I don’t think he did. This is what he read:
. . . here I stand, not only with the sense
Of present pleasure, but with pleasing thoughts
That in this moment there is life and food
For future years. And so I dare to hope,
Though changed, no doubt, from what I was when first
I came among these hills; when like a roe
I bounded o’er the mountains, by the sides
Of the deep rivers, and the lonely streams,
Wherever nature led: more like a man
Flying from something that he dreads, than one
Who sought the thing he loved. For nature then
(The coarser pleasures of my boyish days,
And their glad animal movements all gone by)
To me was all in all. – I cannot paint
What then I was. The sounding cataract
Haunted me like a passion: the tall rock,
The mountain, and the deep and gloomy wood,
Their colours and their forms, were then to me
An appetite; a feeling and a love,
That had no need of a remoter charm,
By thought supplied, nor any interest
Unborrowed from the eye.
Mr T gets carried away sometimes. I’ve known the head slam his classroom door when he was reading Shakespeare to us, along with the rest of the corridor, but there were no doors up here, and no-one to complain, except the PE teachers.

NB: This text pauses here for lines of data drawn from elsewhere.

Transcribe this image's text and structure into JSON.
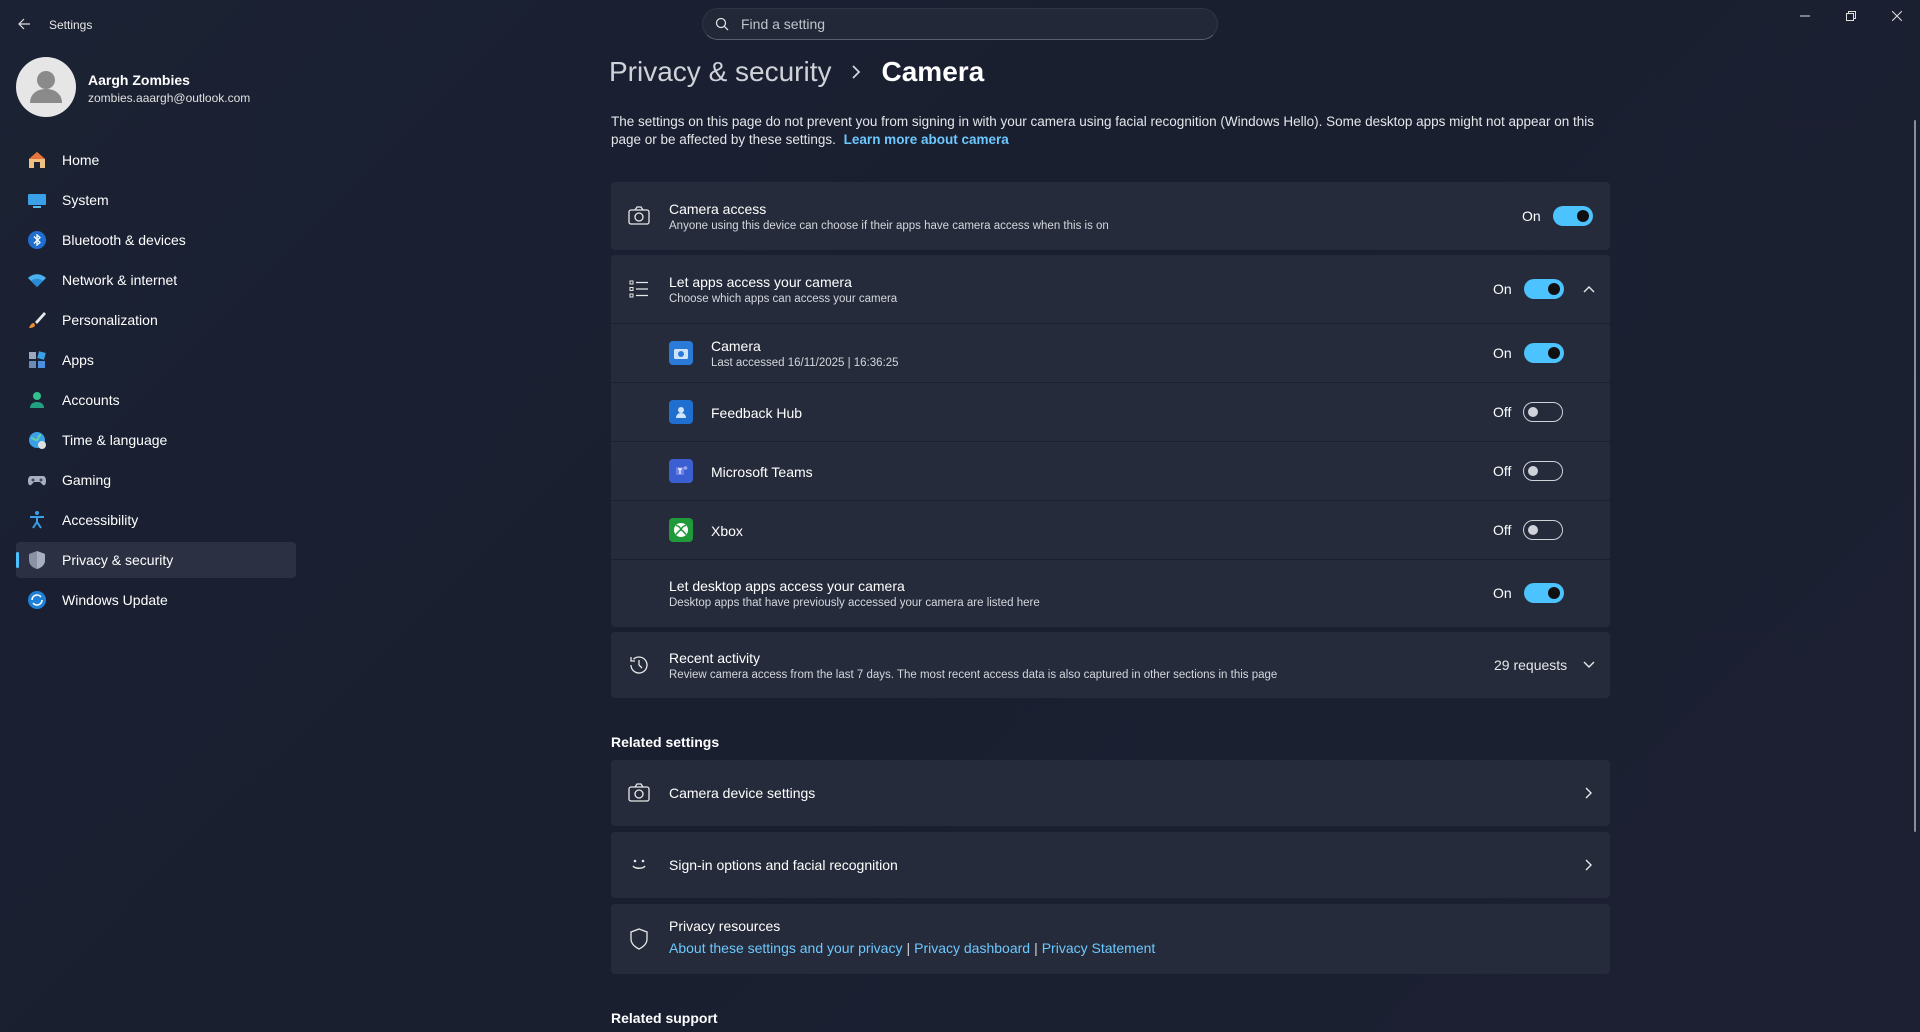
{
  "app": {
    "title": "Settings",
    "search_placeholder": "Find a setting"
  },
  "user": {
    "name": "Aargh Zombies",
    "email": "zombies.aaargh@outlook.com"
  },
  "nav": [
    {
      "label": "Home",
      "icon": "home-icon"
    },
    {
      "label": "System",
      "icon": "system-icon"
    },
    {
      "label": "Bluetooth & devices",
      "icon": "bluetooth-icon"
    },
    {
      "label": "Network & internet",
      "icon": "wifi-icon"
    },
    {
      "label": "Personalization",
      "icon": "brush-icon"
    },
    {
      "label": "Apps",
      "icon": "apps-icon"
    },
    {
      "label": "Accounts",
      "icon": "accounts-icon"
    },
    {
      "label": "Time & language",
      "icon": "globe-icon"
    },
    {
      "label": "Gaming",
      "icon": "gamepad-icon"
    },
    {
      "label": "Accessibility",
      "icon": "accessibility-icon"
    },
    {
      "label": "Privacy & security",
      "icon": "shield-icon",
      "active": true
    },
    {
      "label": "Windows Update",
      "icon": "update-icon"
    }
  ],
  "breadcrumb": {
    "parent": "Privacy & security",
    "current": "Camera"
  },
  "description": {
    "text": "The settings on this page do not prevent you from signing in with your camera using facial recognition (Windows Hello). Some desktop apps might not appear on this page or be affected by these settings.",
    "link": "Learn more about camera"
  },
  "camera_access": {
    "title": "Camera access",
    "subtitle": "Anyone using this device can choose if their apps have camera access when this is on",
    "state": "On"
  },
  "let_apps": {
    "title": "Let apps access your camera",
    "subtitle": "Choose which apps can access your camera",
    "state": "On"
  },
  "apps": [
    {
      "name": "Camera",
      "detail": "Last accessed 16/11/2025  |  16:36:25",
      "state": "On"
    },
    {
      "name": "Feedback Hub",
      "detail": "",
      "state": "Off"
    },
    {
      "name": "Microsoft Teams",
      "detail": "",
      "state": "Off"
    },
    {
      "name": "Xbox",
      "detail": "",
      "state": "Off"
    }
  ],
  "desktop_apps": {
    "title": "Let desktop apps access your camera",
    "subtitle": "Desktop apps that have previously accessed your camera are listed here",
    "state": "On"
  },
  "recent_activity": {
    "title": "Recent activity",
    "subtitle": "Review camera access from the last 7 days. The most recent access data is also captured in other sections in this page",
    "count": "29 requests"
  },
  "related_settings": {
    "heading": "Related settings",
    "camera_device": "Camera device settings",
    "sign_in": "Sign-in options and facial recognition",
    "privacy_resources": {
      "title": "Privacy resources",
      "link1": "About these settings and your privacy",
      "link2": "Privacy dashboard",
      "link3": "Privacy Statement",
      "separator": "|"
    }
  },
  "related_support": {
    "heading": "Related support"
  },
  "colors": {
    "accent": "#4cc2ff",
    "link": "#6cc8ff",
    "card": "#252b3a",
    "background": "#1b2233"
  }
}
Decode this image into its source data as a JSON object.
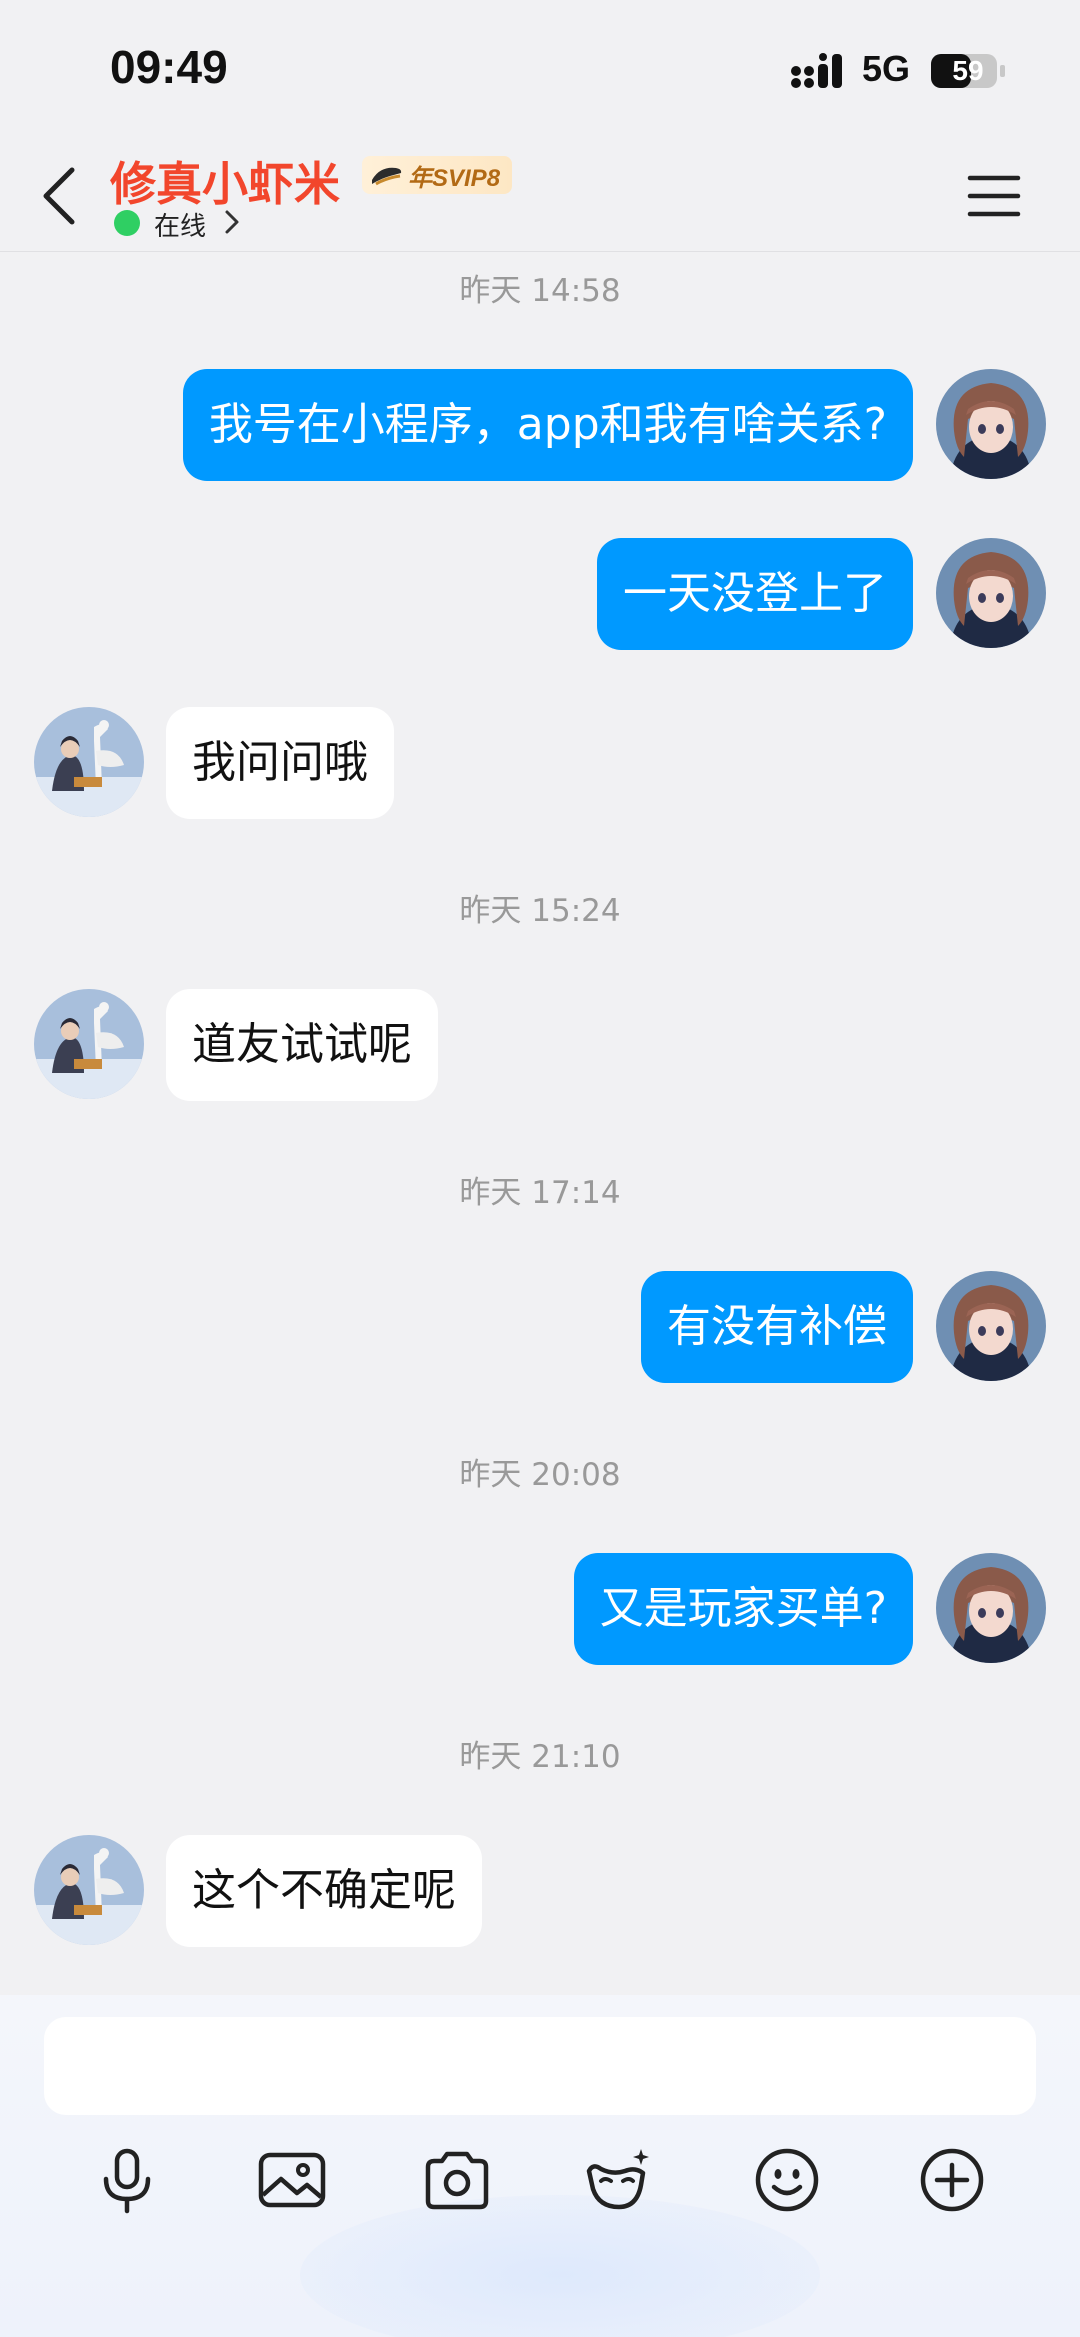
{
  "status_bar": {
    "time": "09:49",
    "network": "5G",
    "battery": "59"
  },
  "header": {
    "contact_name": "修真小虾米",
    "vip_badge": "年SVIP8",
    "status": "在线"
  },
  "messages": [
    {
      "type": "timestamp",
      "text": "昨天 14:58"
    },
    {
      "type": "outgoing",
      "text": "我号在小程序，app和我有啥关系?"
    },
    {
      "type": "outgoing",
      "text": "一天没登上了"
    },
    {
      "type": "incoming",
      "text": "我问问哦"
    },
    {
      "type": "timestamp",
      "text": "昨天 15:24"
    },
    {
      "type": "incoming",
      "text": "道友试试呢"
    },
    {
      "type": "timestamp",
      "text": "昨天 17:14"
    },
    {
      "type": "outgoing",
      "text": "有没有补偿"
    },
    {
      "type": "timestamp",
      "text": "昨天 20:08"
    },
    {
      "type": "outgoing",
      "text": "又是玩家买单?"
    },
    {
      "type": "timestamp",
      "text": "昨天 21:10"
    },
    {
      "type": "incoming",
      "text": "这个不确定呢"
    }
  ],
  "composer": {
    "input_value": "",
    "tools": [
      "microphone-icon",
      "image-icon",
      "camera-icon",
      "face-effect-icon",
      "emoji-icon",
      "add-icon"
    ]
  },
  "colors": {
    "outgoing_bubble": "#0099ff",
    "incoming_bubble": "#ffffff",
    "contact_name": "#f2462c",
    "online": "#2fcf63",
    "background": "#f1f1f3"
  }
}
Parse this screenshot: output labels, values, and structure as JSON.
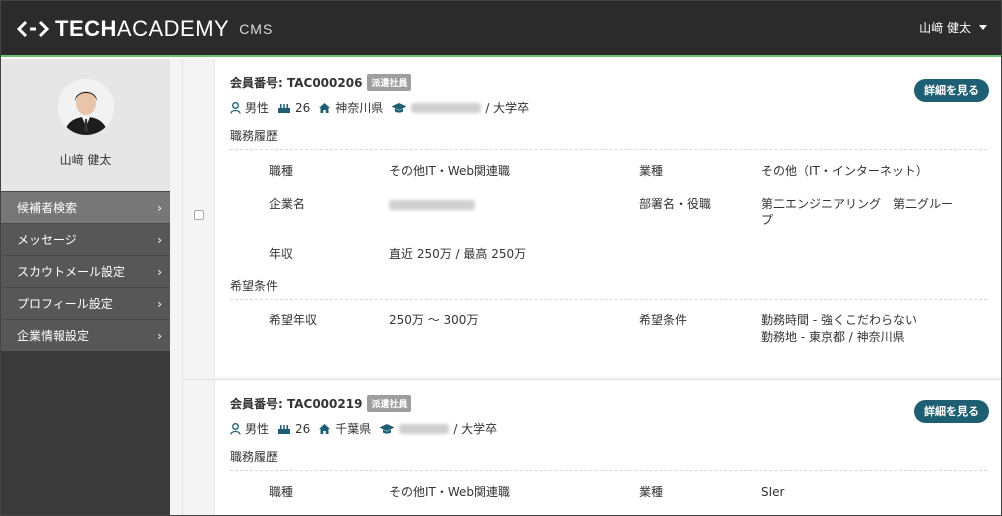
{
  "header": {
    "logo_tech": "TECH",
    "logo_academy": "ACADEMY",
    "logo_cms": "CMS",
    "user_name": "山﨑 健太"
  },
  "sidebar": {
    "profile_name": "山﨑 健太",
    "items": [
      {
        "label": "候補者検索"
      },
      {
        "label": "メッセージ"
      },
      {
        "label": "スカウトメール設定"
      },
      {
        "label": "プロフィール設定"
      },
      {
        "label": "企業情報設定"
      }
    ]
  },
  "colors": {
    "accent": "#1f5f73",
    "header_bg": "#2b2b2b",
    "header_border": "#69c36f",
    "sidebar_bg": "#575757",
    "sidebar_active": "#777777"
  },
  "cards": [
    {
      "member_label": "会員番号: TAC000206",
      "badge": "派遣社員",
      "detail_button": "詳細を見る",
      "gender": "男性",
      "age": "26",
      "location": "神奈川県",
      "education": "/ 大学卒",
      "career_title": "職務履歴",
      "job_type_label": "職種",
      "job_type_value": "その他IT・Web関連職",
      "industry_label": "業種",
      "industry_value": "その他（IT・インターネット）",
      "company_label": "企業名",
      "dept_label": "部署名・役職",
      "dept_value": "第二エンジニアリング　第二グループ",
      "income_label": "年収",
      "income_value": "直近 250万 / 最高 250万",
      "wish_title": "希望条件",
      "wish_income_label": "希望年収",
      "wish_income_value": "250万 〜 300万",
      "wish_cond_label": "希望条件",
      "wish_cond_line1": "勤務時間 - 強くこだわらない",
      "wish_cond_line2": "勤務地 - 東京都 / 神奈川県"
    },
    {
      "member_label": "会員番号: TAC000219",
      "badge": "派遣社員",
      "detail_button": "詳細を見る",
      "gender": "男性",
      "age": "26",
      "location": "千葉県",
      "education": "/ 大学卒",
      "career_title": "職務履歴",
      "job_type_label": "職種",
      "job_type_value": "その他IT・Web関連職",
      "industry_label": "業種",
      "industry_value": "SIer"
    }
  ]
}
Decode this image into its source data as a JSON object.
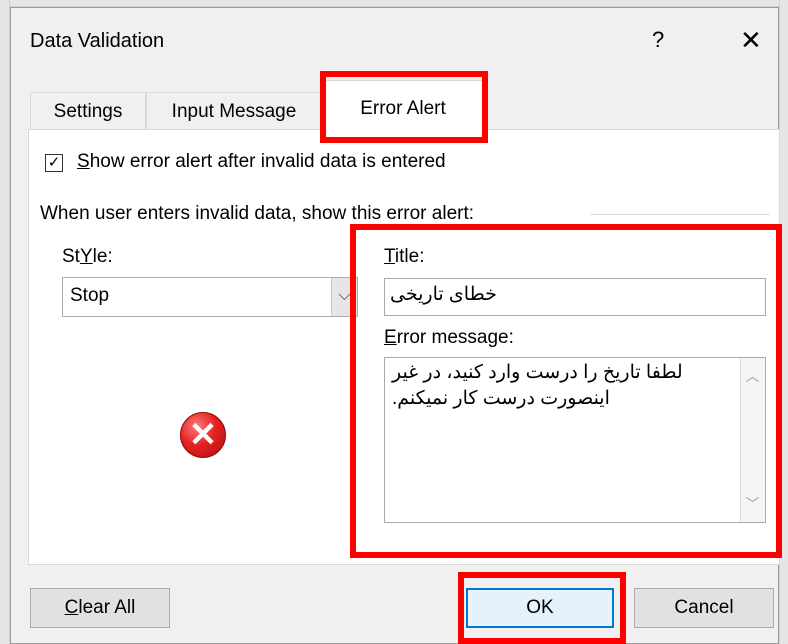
{
  "dialog": {
    "title": "Data Validation",
    "help_glyph": "?",
    "close_glyph": "✕"
  },
  "tabs": [
    {
      "label": "Settings",
      "active": false
    },
    {
      "label": "Input Message",
      "active": false
    },
    {
      "label": "Error Alert",
      "active": true
    }
  ],
  "show_error_alert": {
    "checked": true,
    "label_underlined": "S",
    "label_rest": "how error alert after invalid data is entered"
  },
  "group_label": "When user enters invalid data, show this error alert:",
  "style": {
    "label_underlined": "Y",
    "label_pre": "St",
    "label_post": "le:",
    "value": "Stop"
  },
  "title_field": {
    "label_underlined": "T",
    "label_rest": "itle:",
    "value": "خطای تاریخی"
  },
  "error_message": {
    "label_underlined": "E",
    "label_rest": "rror message:",
    "value": "لطفا تاریخ را درست وارد کنید، در غیر اینصورت درست کار نمیکنم."
  },
  "buttons": {
    "clear_all_underlined": "C",
    "clear_all_rest": "lear All",
    "ok": "OK",
    "cancel": "Cancel"
  },
  "colors": {
    "highlight": "#ff0000",
    "ok_border": "#0078d7"
  },
  "icons": [
    "stop-error-icon",
    "checkmark-icon",
    "dropdown-arrow-icon",
    "scroll-up-icon",
    "scroll-down-icon",
    "close-icon",
    "help-icon"
  ]
}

I wasn’t the only one who had an appetite. Gemma said she had one and Mr Turnstone laughed and said she should enjoy the coarser pleasures of her girlish days while she could and Gemma blushed and said he was horrible. We all had chocolate and juice. “Don’t leave your paper about”, shouted Mr Cockle, and at that moment the wind grabbed Mrs Cockle’s empty carrier bag and lifted it over our heads. Nothing to be done about it, but Dean raised a cheer from us all.
Help! On the way down Mr Turnstone said he was tempted to let me roll but he’d best hang on for dear life. “Thanks!” I said. “It’s not your life I’m worried about,” he said, “it’s mine. I promised your dad I’d bring you back in one piece. He might get cross if I don’t. And think of all the paperwork! Anyway, I believe Mr Cockle has a date with a sounding cataract.”
I think the climb was worth it, even if we were all exhausted at the top, except Mr Cockle. He told us he had to do a running risk assessment and scout the best route for the last stretch to the summit, which is why he had plenty of breath to shout at everyone else. Now he dashed off ready to drive the Land Rover up to the stream crossing point.